Сон Эннока теперь всегда был полон кошмаров, он был слишком измордован, чтобы спать спокойно. Мучили тяжелые сны, утром он их не помнил, но по ночам часто просыпался весь в поту от ужаса. В тюрьме на Батарейной он спал спокойнее даже тогда, когда ему не давали спать, спал чуть ли не стоя, несмотря на бьющий по нервам грохот. Теперь же он просыпался каждые четверть часа, сон без галлюцинаций казался небесным даром. Раньше не случалось, чтобы нервы подводили Эннока. Работая в подполье, он никогда не терял хладнокровия, даже загорал на пляже, так как был уверен, что шпики там искать не догадаются. На Батарейной пять месяцев сидел в одиночке, а храпел, как медведь; еще перед этим, нынешним, провалом Эннок мог владеть собой, а сейчас он уже не хозяин своим мыслям и ощущениям. В результате сотрясения люди сходят с ума. А его все время колотят по голове, резиновая дубинка, наверное, уже растолкла ему мозг, шорник всегда лупит по голове, резиновой дубинкой по затылку и по макушке… Нет, нет, об этом нельзя так много думать.

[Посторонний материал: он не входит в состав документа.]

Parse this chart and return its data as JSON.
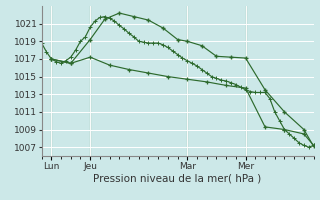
{
  "background_color": "#cce8e8",
  "grid_color": "#ffffff",
  "line_color": "#2d6a2d",
  "marker_color": "#2d6a2d",
  "title": "Pression niveau de la mer( hPa )",
  "ylim": [
    1006,
    1023
  ],
  "yticks": [
    1007,
    1009,
    1011,
    1013,
    1015,
    1017,
    1019,
    1021
  ],
  "xlim": [
    0,
    56
  ],
  "xtick_positions": [
    2,
    10,
    30,
    42
  ],
  "xtick_labels": [
    "Lun",
    "Jeu",
    "Mar",
    "Mer"
  ],
  "vline_positions": [
    2,
    10,
    30,
    42
  ],
  "series1_dense": {
    "x": [
      0,
      1,
      2,
      3,
      4,
      5,
      6,
      7,
      8,
      9,
      10,
      11,
      12,
      13,
      14,
      15,
      16,
      17,
      18,
      19,
      20,
      21,
      22,
      23,
      24,
      25,
      26,
      27,
      28,
      29,
      30,
      31,
      32,
      33,
      34,
      35,
      36,
      37,
      38,
      39,
      40,
      41,
      42,
      43,
      44,
      45,
      46,
      47,
      48,
      49,
      50,
      51,
      52,
      53,
      54,
      55,
      56
    ],
    "y": [
      1018.8,
      1017.8,
      1017.0,
      1016.7,
      1016.5,
      1016.8,
      1017.2,
      1018.0,
      1019.0,
      1019.5,
      1020.6,
      1021.3,
      1021.7,
      1021.8,
      1021.6,
      1021.3,
      1020.8,
      1020.4,
      1019.9,
      1019.5,
      1019.0,
      1018.9,
      1018.8,
      1018.8,
      1018.8,
      1018.6,
      1018.3,
      1017.9,
      1017.5,
      1017.1,
      1016.8,
      1016.5,
      1016.2,
      1015.8,
      1015.4,
      1015.0,
      1014.8,
      1014.6,
      1014.5,
      1014.3,
      1014.1,
      1013.8,
      1013.5,
      1013.3,
      1013.2,
      1013.2,
      1013.2,
      1012.5,
      1011.0,
      1010.0,
      1009.0,
      1008.5,
      1008.0,
      1007.5,
      1007.2,
      1007.0,
      1007.2
    ]
  },
  "series2": {
    "x": [
      2,
      6,
      10,
      13,
      16,
      19,
      22,
      25,
      28,
      30,
      33,
      36,
      39,
      42,
      46,
      50,
      54,
      56
    ],
    "y": [
      1017.0,
      1016.5,
      1019.2,
      1021.5,
      1022.2,
      1021.8,
      1021.4,
      1020.5,
      1019.2,
      1019.0,
      1018.5,
      1017.3,
      1017.2,
      1017.1,
      1013.5,
      1011.0,
      1009.0,
      1007.1
    ]
  },
  "series3": {
    "x": [
      2,
      6,
      10,
      14,
      18,
      22,
      26,
      30,
      34,
      38,
      42,
      46,
      50,
      54,
      56
    ],
    "y": [
      1017.0,
      1016.5,
      1017.2,
      1016.3,
      1015.8,
      1015.4,
      1015.0,
      1014.7,
      1014.4,
      1014.0,
      1013.7,
      1009.3,
      1009.0,
      1008.5,
      1007.2
    ]
  }
}
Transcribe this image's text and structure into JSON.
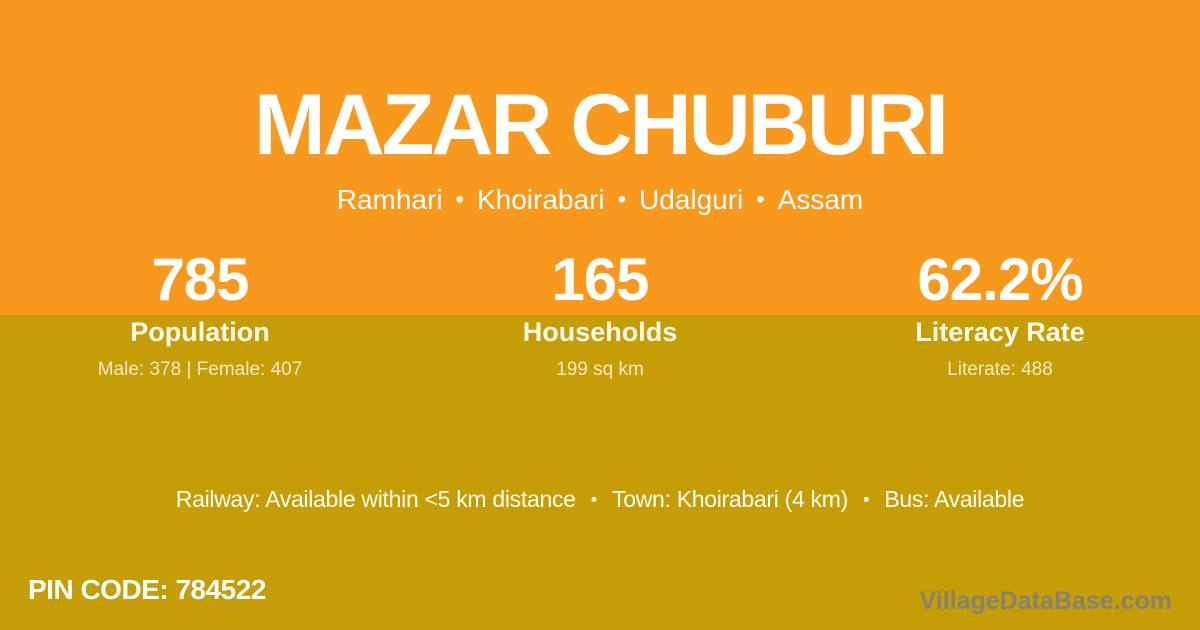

В семь часов утра их разбудили, надзирателям неохота было начинать раньше. Как раз перед побудкой Эннок уснул более спокойно, он успел проспать так час с лишним, потом раздался пронзительный свисток надзирателя. Эннок попытался еще подремать хоть пять минут и действительно задремал; он, казалось, опять был в силах управлять собой. Наконец пришлось подняться и ему. Он чувствовал себя настолько окрепшим, что не оперся о стену, но, как видно, переоценил свои силы: ноги просто не работали. Он опять сел, чтобы собраться с духом, мышцы болели, шея словно окостенела. Голова кружилась. Как только он сел на полу, все вокруг поплыло. Вставать на ноги надо очень осторожно. Появилась тошнота, удары ногой в живот сделали свое дело. Он, правда, старался напрягать мышцы живота, чтобы хоть как-то защитить внутренности, но временами терял сознание, а те, наверное, продолжали бить. Поддаваться тошноте не годится, рвота еще больше ослабляет, каждый кусок пищи надо переваривать до конца, ведь силы сейчас нужны больше, чем когда-либо. А какую силу может дать свекольная ботва, жира в супе не бывает ни капли, впрочем, жир и ни к чему, если печень и желудок начинают бастовать…
И вдруг Эннок разозлился на самого себя: неужели он совсем уже раскис, только и знает, что хныкать? Тут и без него хватает таких, что стонут и ноют. Опираясь о стену, он наконец с трудом поднялся. От напряжения голова начала еще больше кружиться, он почувствовал, что за ним следят, и попробовал отойти от стены. Ноги не подкосились; ничего, что колени дрожат, главное, он стоит, движется. Но глаза застлал туман, Эннок чуть не потерял равновесие. Спотыкаться и падать можно на футбольном поле, а не в тюрьме.
Кто-то поддержал его. Эннок охотнее всего оттолкнул бы непрошеного помощника, даже попробовал высвободить руку, но не смог — то ли его держали очень крепко, то ли у него совсем не было сил. Хотел крикнуть, чтоб отошли подальше, но что-то связывало язык, наверное чувство собственной беспомощности. Его куда-то повели. Эннок понял, что ведут к нарам. У стены помещались одни над другими двое нар, днем здесь лежали больные или те, у кого кулаки были потяжелее… Видно, считают, что он совсем уж доходит, иначе так не поступили бы. В тюрьме о соседях не очень-то заботятся, другое дело, если в камере с тобой товарищи, как это было на Батарейной. А здесь только несколько человек держатся вместе, остальные каждый сам по себе. Страх заставляет, что ли?